The sense that reading and writing can cause one to be “mentally alive” suggests that these endeavors are uniquely intellectually, culturally, and socially important. If this is the case, we should avoid creating a future in which occasions to develop reading and writing skills and to express oneself effectively in the written word are few and far between.

On the other hand, some might respond that this kind of critique is not much more than moral panic. Comic books didn’t rot people’s brains or turn them into juvenile delinquents and neither did rock and roll or video games. It’s not a problem that people can’t write in cursive anymore either. As the culture of a society evolves, the way that it expresses itself changes. What matters is that ideas are being conveyed, not how they are being conveyed. A person may not have the attention span for reading or writing or, for whatever reason, these forms of communication could be less accessible to them than other mediums. Some might raise the objection that the idea that all writing should be done by humans and that reading and writing are critical to the flourishing of a human being is elitist. Some people don’t enjoy these activities and there is nothing wrong with that. Reading and writing won’t disappear—they can continue to be enjoyed by people who like that kind of thing.

In response, there is the concern that, if we rely on other mediums to continue the human conversation, we’ll say more but think less; hear more but attend to less; encounter more ideas but have less material of substance on which to reflect. Sometimes developing the skills can be challenging, but labor can provide life with meaning (at least of the subjective variety). Working through a challenging text or crafting an argument is difficult but rewarding. A person may never want to start but may be very glad to have engaged in the labor once they’ve finished.

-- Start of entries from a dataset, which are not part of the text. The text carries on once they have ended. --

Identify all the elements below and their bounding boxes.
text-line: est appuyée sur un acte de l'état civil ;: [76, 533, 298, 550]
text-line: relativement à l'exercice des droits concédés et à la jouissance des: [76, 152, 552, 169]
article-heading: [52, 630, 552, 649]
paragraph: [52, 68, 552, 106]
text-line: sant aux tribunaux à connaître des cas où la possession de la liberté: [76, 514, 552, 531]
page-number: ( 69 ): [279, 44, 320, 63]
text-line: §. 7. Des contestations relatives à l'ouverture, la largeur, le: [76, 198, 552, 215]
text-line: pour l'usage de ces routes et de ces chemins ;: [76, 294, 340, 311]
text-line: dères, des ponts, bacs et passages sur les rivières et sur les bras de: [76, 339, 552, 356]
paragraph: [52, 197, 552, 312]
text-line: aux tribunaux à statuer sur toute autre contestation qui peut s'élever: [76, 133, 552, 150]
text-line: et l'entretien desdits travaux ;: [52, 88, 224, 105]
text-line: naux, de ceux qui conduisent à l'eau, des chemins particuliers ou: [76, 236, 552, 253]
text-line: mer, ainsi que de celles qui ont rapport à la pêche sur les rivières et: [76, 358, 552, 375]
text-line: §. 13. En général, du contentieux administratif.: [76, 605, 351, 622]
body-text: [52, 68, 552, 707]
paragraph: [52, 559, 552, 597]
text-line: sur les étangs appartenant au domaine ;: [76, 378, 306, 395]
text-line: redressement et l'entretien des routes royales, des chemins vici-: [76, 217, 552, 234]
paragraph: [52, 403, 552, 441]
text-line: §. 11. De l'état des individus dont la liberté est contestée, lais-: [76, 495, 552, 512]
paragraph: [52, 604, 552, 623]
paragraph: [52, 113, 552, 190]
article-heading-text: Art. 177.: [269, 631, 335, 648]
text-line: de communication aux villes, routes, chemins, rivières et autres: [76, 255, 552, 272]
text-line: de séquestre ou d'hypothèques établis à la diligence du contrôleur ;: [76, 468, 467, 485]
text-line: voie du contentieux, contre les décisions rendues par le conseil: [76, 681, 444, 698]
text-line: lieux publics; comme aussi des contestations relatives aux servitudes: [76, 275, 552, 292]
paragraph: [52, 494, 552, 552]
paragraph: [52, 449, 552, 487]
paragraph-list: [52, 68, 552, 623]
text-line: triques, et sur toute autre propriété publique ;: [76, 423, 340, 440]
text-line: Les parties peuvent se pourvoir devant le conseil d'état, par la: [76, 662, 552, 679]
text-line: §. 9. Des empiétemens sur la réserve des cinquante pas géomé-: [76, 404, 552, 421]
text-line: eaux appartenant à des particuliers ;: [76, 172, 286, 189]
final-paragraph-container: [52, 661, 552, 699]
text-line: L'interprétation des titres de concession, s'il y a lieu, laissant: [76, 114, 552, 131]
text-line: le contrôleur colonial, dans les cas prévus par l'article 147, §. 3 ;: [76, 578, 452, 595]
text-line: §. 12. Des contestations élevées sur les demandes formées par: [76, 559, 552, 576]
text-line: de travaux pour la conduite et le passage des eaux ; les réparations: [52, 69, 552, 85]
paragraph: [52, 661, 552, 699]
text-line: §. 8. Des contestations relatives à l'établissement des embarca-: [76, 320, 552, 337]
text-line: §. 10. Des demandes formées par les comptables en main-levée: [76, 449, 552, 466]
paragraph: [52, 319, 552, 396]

At the end of the day though, there’s little we can do about any of this. It’s not just this form of technology that poses these sorts of threats; we’ve turned to technology to produce robot caregivers, robot priests, sex robots, and self-driving cars, all of which challenge our intuitions about what is important about human care, intimacy, and relationships. It’s an interesting intellectual exercise to think about whether we should have developed this technology, but the fact remains: it’s here. What’s left to us is how to respond to it.